Am folgenden Sonntag fahren wir 200 km in Richtung Süden. Uns erwartet etwas Besonderes aus der frühzeitlichen Geschichte der Insel, ca. 1800-700 v. Chr.. Die zylindrigen Türme der Nuraghen, geheimnisvoll in ihrer Entstehung, da es keinerlei  Überlieferungen aus dieser Zeit gibt. Schätzungsweise 20.000 dieser Bauwerke, die mitunter die Höhe eines 8-Geschossers erreichten, wurden kreuz und quer über die ganze Insel verteilt erbaut. Über den Sinn und Zweck dieser Steintürme, werden nur Vermutungen angestellt. Sie dienten auf jeden Fall zum Wohnen,  hatten aber keinen Verteidigungscharakter, höchstens als Wachtürme gegen den Nachbarn. In den nachfolgenden Jahrhunderten wurden viele der “ Steinberge“ zu anderen Zwecken  abgetragen. 7000-8000 wurden aber wieder gefunden.
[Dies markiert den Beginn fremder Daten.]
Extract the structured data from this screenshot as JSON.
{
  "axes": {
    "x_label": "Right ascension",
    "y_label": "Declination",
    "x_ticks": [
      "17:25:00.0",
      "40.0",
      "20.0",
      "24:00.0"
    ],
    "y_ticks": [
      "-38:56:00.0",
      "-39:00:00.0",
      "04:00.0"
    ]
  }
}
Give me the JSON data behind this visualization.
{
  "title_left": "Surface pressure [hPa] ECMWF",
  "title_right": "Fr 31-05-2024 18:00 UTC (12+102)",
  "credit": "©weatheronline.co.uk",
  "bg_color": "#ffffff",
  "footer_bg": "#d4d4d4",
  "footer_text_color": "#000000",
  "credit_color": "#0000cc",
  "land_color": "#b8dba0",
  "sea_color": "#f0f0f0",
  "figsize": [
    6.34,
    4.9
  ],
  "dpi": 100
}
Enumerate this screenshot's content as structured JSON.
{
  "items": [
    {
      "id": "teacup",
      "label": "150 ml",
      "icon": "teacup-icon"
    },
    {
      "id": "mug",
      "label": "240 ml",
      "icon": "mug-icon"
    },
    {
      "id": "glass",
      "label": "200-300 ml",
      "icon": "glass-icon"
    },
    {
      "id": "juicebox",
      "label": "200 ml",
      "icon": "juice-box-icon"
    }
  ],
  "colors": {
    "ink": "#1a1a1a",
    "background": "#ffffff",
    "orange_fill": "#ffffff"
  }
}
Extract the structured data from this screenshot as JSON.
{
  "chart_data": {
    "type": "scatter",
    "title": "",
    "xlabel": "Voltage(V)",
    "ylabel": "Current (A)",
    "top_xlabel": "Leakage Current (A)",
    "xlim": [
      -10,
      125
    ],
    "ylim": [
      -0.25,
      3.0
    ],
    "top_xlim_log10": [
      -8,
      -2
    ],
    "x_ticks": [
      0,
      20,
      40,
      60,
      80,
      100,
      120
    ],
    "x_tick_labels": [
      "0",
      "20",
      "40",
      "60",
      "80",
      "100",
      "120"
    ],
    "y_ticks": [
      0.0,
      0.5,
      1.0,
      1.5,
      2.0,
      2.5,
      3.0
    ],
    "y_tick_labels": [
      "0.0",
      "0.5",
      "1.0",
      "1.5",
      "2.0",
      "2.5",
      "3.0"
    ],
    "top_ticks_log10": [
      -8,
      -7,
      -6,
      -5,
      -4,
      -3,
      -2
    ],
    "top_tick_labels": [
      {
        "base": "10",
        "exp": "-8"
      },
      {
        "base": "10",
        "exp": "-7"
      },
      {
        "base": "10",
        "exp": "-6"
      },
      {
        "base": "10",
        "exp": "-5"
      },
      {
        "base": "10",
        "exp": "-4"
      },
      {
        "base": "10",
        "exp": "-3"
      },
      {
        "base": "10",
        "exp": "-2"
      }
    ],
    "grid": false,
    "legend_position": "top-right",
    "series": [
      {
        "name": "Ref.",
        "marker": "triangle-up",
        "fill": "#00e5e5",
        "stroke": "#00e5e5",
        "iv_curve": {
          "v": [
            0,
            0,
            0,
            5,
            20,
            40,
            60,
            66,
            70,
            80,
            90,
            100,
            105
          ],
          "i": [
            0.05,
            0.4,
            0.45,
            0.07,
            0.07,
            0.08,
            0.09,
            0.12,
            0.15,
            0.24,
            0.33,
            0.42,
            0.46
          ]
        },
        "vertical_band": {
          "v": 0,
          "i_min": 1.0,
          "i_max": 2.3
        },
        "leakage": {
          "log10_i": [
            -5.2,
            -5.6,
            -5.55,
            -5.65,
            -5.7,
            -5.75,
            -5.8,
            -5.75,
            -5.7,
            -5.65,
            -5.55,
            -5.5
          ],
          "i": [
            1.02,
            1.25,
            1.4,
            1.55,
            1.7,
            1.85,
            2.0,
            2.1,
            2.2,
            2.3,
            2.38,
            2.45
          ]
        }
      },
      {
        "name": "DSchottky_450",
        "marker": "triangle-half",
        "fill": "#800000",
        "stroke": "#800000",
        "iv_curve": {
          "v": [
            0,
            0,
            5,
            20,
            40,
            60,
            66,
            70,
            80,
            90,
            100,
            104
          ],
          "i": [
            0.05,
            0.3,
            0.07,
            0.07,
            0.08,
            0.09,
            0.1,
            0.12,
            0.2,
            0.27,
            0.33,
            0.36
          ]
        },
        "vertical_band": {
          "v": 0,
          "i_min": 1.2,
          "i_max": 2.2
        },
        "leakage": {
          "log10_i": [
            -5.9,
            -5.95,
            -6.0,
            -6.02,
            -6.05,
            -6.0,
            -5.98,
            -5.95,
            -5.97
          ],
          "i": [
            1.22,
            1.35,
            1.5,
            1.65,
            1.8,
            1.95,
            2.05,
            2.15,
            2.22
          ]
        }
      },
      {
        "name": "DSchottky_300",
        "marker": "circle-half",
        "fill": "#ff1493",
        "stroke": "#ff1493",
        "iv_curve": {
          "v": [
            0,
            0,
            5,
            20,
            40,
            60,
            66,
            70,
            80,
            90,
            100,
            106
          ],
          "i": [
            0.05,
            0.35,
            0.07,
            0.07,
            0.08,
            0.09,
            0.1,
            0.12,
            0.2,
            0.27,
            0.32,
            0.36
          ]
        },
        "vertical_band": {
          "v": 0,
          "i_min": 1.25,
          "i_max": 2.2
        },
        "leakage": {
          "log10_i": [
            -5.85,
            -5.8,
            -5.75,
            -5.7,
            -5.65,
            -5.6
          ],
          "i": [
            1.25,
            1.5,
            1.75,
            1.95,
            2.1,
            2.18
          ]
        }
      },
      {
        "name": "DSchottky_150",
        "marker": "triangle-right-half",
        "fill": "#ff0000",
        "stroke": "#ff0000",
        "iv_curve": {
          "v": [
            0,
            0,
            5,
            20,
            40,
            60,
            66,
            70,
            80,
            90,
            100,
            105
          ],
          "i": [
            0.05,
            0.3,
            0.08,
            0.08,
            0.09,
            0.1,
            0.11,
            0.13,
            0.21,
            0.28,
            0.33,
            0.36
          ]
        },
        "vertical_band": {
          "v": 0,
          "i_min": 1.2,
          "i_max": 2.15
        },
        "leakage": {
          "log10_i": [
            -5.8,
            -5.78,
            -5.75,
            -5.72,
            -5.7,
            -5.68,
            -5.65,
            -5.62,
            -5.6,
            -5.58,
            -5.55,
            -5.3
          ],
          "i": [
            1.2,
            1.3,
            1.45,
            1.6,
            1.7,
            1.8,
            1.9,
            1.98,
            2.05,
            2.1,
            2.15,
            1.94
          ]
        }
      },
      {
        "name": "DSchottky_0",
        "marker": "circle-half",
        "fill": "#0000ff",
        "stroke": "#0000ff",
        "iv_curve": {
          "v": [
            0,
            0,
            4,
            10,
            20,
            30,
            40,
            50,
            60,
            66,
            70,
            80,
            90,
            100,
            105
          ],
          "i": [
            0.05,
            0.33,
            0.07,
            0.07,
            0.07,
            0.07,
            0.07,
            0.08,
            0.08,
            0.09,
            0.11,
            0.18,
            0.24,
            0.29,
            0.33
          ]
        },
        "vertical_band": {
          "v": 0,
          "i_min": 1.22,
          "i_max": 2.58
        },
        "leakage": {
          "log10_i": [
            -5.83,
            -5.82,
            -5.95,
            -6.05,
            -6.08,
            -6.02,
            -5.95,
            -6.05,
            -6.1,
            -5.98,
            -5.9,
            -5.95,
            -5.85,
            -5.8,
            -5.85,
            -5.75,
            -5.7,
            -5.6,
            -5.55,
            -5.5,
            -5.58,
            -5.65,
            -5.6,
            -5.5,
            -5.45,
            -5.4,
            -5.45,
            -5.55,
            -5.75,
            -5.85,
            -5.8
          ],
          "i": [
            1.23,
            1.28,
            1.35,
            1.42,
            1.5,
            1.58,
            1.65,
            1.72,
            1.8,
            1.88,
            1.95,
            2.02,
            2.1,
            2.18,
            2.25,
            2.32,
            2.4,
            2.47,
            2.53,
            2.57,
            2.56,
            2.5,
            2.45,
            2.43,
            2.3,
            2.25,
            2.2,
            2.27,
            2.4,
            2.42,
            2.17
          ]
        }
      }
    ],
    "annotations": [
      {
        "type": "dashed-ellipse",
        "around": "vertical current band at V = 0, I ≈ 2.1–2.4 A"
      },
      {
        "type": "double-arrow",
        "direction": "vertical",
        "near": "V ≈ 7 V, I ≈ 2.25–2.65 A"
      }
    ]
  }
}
Eine Anlage  davon konnten wir nun besichtigen und darüber staunen, was für eine Meisterleistung vor über 2000 Jahren die hier lebenden Menschen vollbrachten.
 
Der nächste Höhepunkt war der Empfang in der Forststation Complesso Forestale Goceano. Nach einem reichlichen Mal, bestehend aus dick belegten Baguettes, Mandelgebäck und sardischem Wein, wanderten wir im Naturschutzgebiet Sos Nibberos, das sich auf über etwa 7 Hektar des Staatswaldes Monte Pisanu erstreckt, zu den 2000 Jahre alten Eiben. Ein Naturparadies! Nach der Rückkehr bedankten wir uns herzlich und ausgiebig bei den italienischen Kollegen.
 
Den letzten Tag unserer Reise verbrachten wir in Cagliari, der Hauptstadt Sardiniens, mit seinen vielen Sehenswürdigkeiten und seiner einzigartigen Lage. Wir schauen u.a. die Basilika „Unserer Lieben Frau von Bonaria“ an, eine Pilgerstätte vor allem zur Madonna von Bonaria, die besonders beeindruckt durch ihre Schönheit und Größe. Abschließend besuchen wir die antike versunkene Stadt von Nora, eine Ausgrabungsstätte aus der Zeit der Phönizier, wunderschön gelegen am Meer.
Am nächsten Tag heißt es Abschied nehmen. Mit vielfältigen Eindrücken, hunderten Fotos geht es wieder in die Heimat. Wieder haben wir ein kleines Stück unserer schönen Welt, unserem geschichtsreichen Europa kennengelernt. Man ist wieder bewegt und erhöht die Achtung vor den Leistungen anderer Generationen und anderer Völker.